New Delhi, April 3 (IANS) The rising bond yields in the US are impacting equity markets, says V K Vijayakumar, Chief Investment Strategist, Geojit Financial Services.
The rate cut from the Fed expected in July is fading now since the labour market continues to be tight and the rising crude (Brent at $89) is feared to add to inflation further constraining the ability of the Fed to cut. Even though the Fed chief has been sounding dovish recently, the market is now less optimistic about 3 rate cuts in 2024. This will continue to be a drag on equity markets globally. In India, FPIs may continue to sell, he said.
It is possible that the dips will get bought since this has been a successful strategy in India and domestic money has been calling the shots here. Since Nifty is up 3 per cent from the March lows, the market is resilient and the undertone is strong. Valuation comfort is in large caps, he said.

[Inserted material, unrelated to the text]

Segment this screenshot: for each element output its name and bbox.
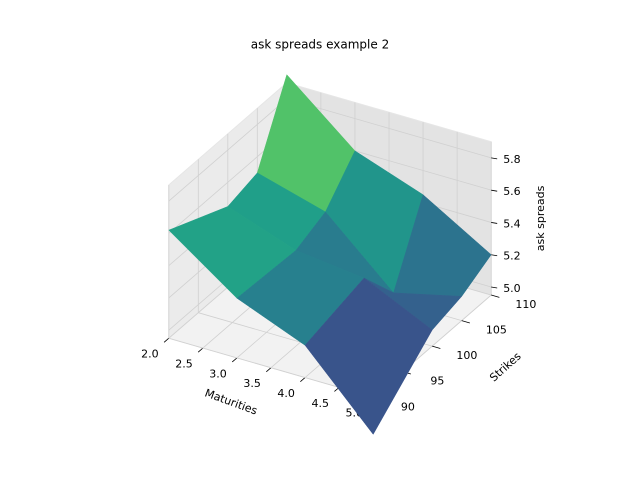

Deepak Jasani, Head of Retail Research, HDFC Securities, said the National Stock Exchange (NSE) said it halved the lot size for trading derivatives contracts for the Nifty 50 index to 25 and reduced the lot sizes for two other indexes as part of its periodic revision. The World Bank on April 2 raised its GDP growth projection for India by 20 basis points to 6.6 per cent in FY25. The global agency’s projection for FY25 is significantly moderate compared to the estimate of a real GDP growth of 7.5 per cent in the current financial year. However, it expects growth to pick up in subsequent years as a decade of robust public investment starts yielding dividends.